Discussion

MRI demonstrated a 6.7 × 6 × 6 cm lobular fluid signal intensity mass arising from the midline natal cleft abutting the coccyx, with multiple hypointense internal septa (Fig. 1). The mass was well-circumscribed and confined to the inter-gluteal fold subcutaneous tissues. The distal thecal sac, cauda equina and conus were normal. An ultrasound-guided biopsy was performed to exclude a soft tissue sarcoma.

Tumour resection histology showed a pseudopapillary architecture with a central core composed of PAS-positive myxohyaline matrix, and small vessels around which relatively uniform cuboidal to columnar cells were arranged. Mild cytological atypia was noted with low mitotic count. Characteristic immunoprofile included S100 and GFAP cytoplasmic positivity, while cytokeratin was negative (Fig. 2). A diagnosis of subcutaneous myxopapillary ependymoma (MPE) was made.

Ependymomas are common spinal tumours, with an average age of 35 years and a male predilection [1, 2]. A minority arise from the filum terminale or conus medullaris, and are histologically classified as MPEs, accounting for 5–13% of all ependymomas [1]. Among these, some have an extradural-extraspinal location usually within the subcutaneous sacrococcygeal or pre-sacral soft tissues and therefore may be asymptomatic. These are rare, with only 50 extraspinal subcutaneous sacrococcygeal cases previously reported [3, 4]. It is hypothesised that they arise from the coccygeal medullary vestige, an ependymal-lined cavity which is a neural tube remnant over the tip of the coccyx [1, 5, 6].

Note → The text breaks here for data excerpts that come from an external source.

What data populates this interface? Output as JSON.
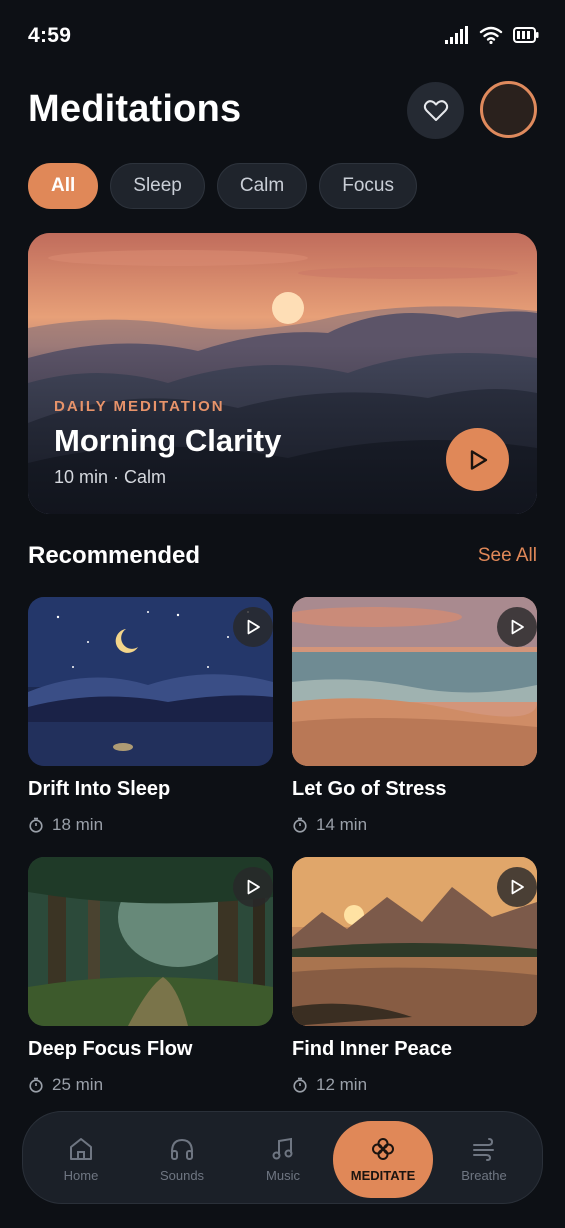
{
  "status": {
    "time": "4:59"
  },
  "header": {
    "title": "Meditations",
    "favorite_icon": "heart-icon"
  },
  "filters": [
    {
      "label": "All",
      "active": true
    },
    {
      "label": "Sleep",
      "active": false
    },
    {
      "label": "Calm",
      "active": false
    },
    {
      "label": "Focus",
      "active": false
    }
  ],
  "featured": {
    "eyebrow": "DAILY MEDITATION",
    "title": "Morning Clarity",
    "meta": "10 min · Calm"
  },
  "recommended": {
    "title": "Recommended",
    "see_all": "See All",
    "items": [
      {
        "title": "Drift Into Sleep",
        "duration": "18 min"
      },
      {
        "title": "Let Go of Stress",
        "duration": "14 min"
      },
      {
        "title": "Deep Focus Flow",
        "duration": "25 min"
      },
      {
        "title": "Find Inner Peace",
        "duration": "12 min"
      }
    ]
  },
  "nav": [
    {
      "label": "Home",
      "icon": "home-icon"
    },
    {
      "label": "Sounds",
      "icon": "headphones-icon"
    },
    {
      "label": "Music",
      "icon": "music-note-icon"
    },
    {
      "label": "MEDITATE",
      "icon": "flower-icon",
      "active": true
    },
    {
      "label": "Breathe",
      "icon": "wind-icon"
    }
  ],
  "colors": {
    "accent": "#e08858",
    "background": "#0d1015",
    "surface": "#1f242c"
  }
}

Imaging features can be non-specific but a pure midline location suggests a tumour of congenital origin [7]. Subcutaneous MPEs usually present as large well-defined and encapsulated masses on imaging [1, 4]. Radiographs demonstrate a well-defined, ovoid lesion which may contain punctate calcific foci [4]. CT shows a well-circumscribed soft tissue attenuation mass in the retro-sacral region with possible bony remodelling owing to their chronic slow growth [8]. MRI demonstrates a lobular mass hypo/isointense to the muscle on T1W, hyperintense on T2W, with scattered hypointense fibrovascular septa and a surrounding hypointense fibrous capsule [8]. Although not used in our case, MPEs usually display heterogeneous contrast enhancement due to their perivascular mucinous stroma mixed with fibrous tissue. Areas of necrosis and haemorrhage tends to favour malignancy [8]. Imaging homogeneity as in our case implies a benign lesion.

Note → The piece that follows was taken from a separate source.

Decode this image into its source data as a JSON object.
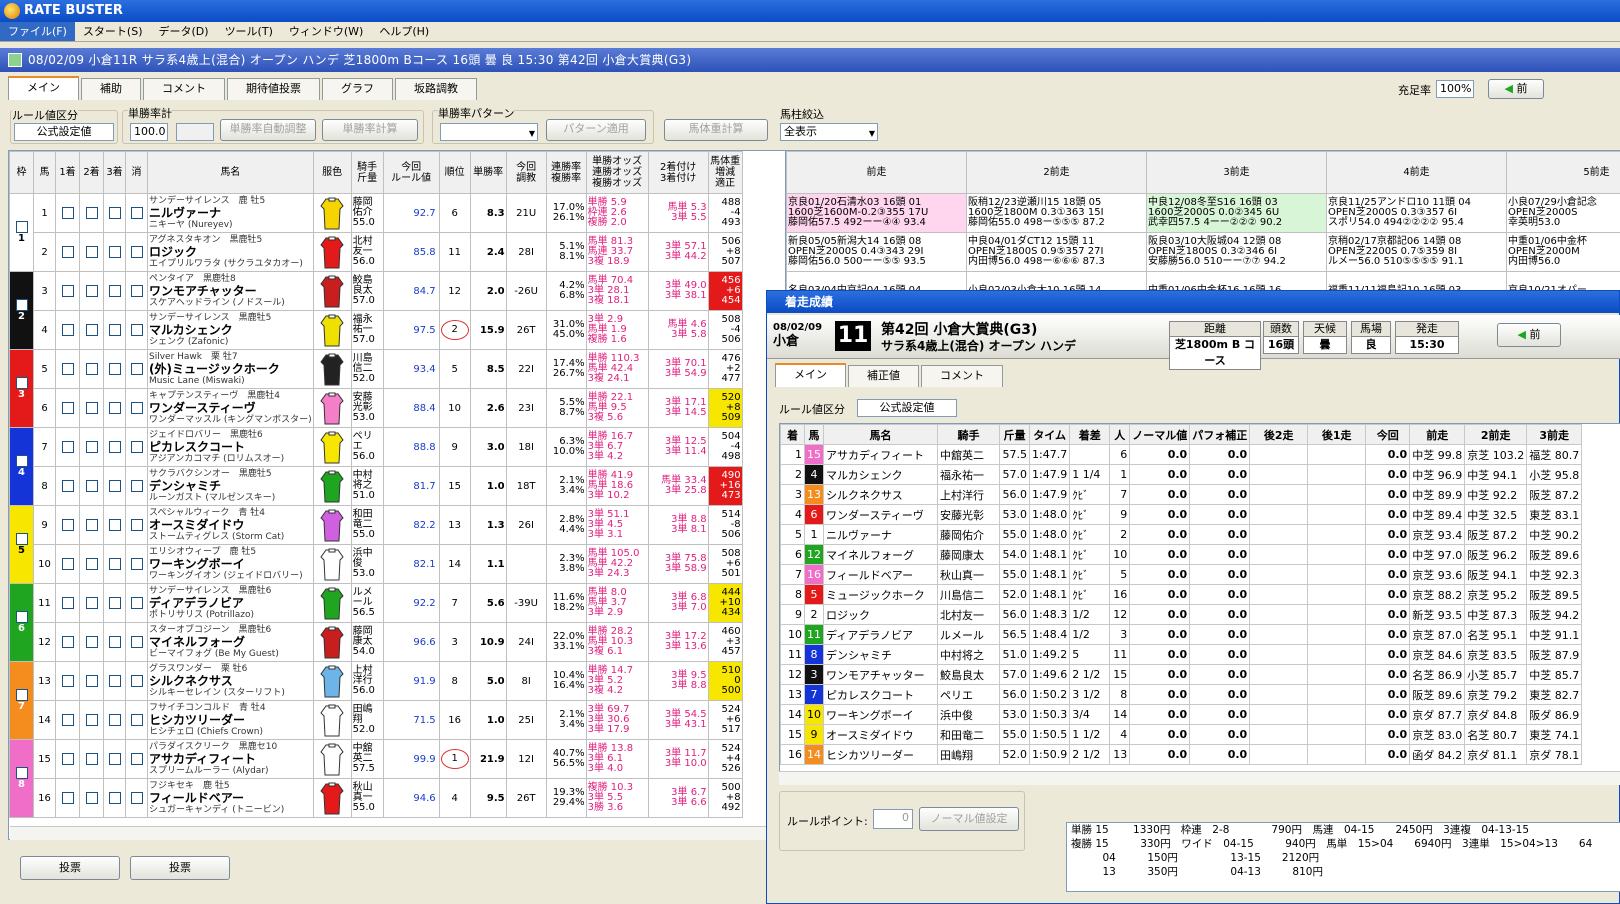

Most MPEs are classified as WHO grade I and are generally non-aggressive with a favourable prognosis [1]. However, 15–35% can metastasize to regional subcutaneous soft tissues, bone, lungs and pleura via haematogenous spread [5]. Given the relatively non-specific imaging features, subcutaneous MPE should be included in the differential diagnosis of peri-coccygeal masses along with sacrococcygeal teratoma, pilonidal cyst and neurogenic tumours [4, 8]. Patients presenting with such masses should be investigated with MRI followed by image-guided biopsy [8]. Once the diagnosis has been established, the remainder of the CNS should be imaged to exclude other ependymomas. Surgical excision is the preferred treatment with a 98% 5-year survival rate following complete resection. However, there is a 41% chance of local recurrence especially with incomplete excision [5]. Radiotherapy is reserved for cases with incomplete margins, and chemotherapy may be used in the setting of metastatic disease [5].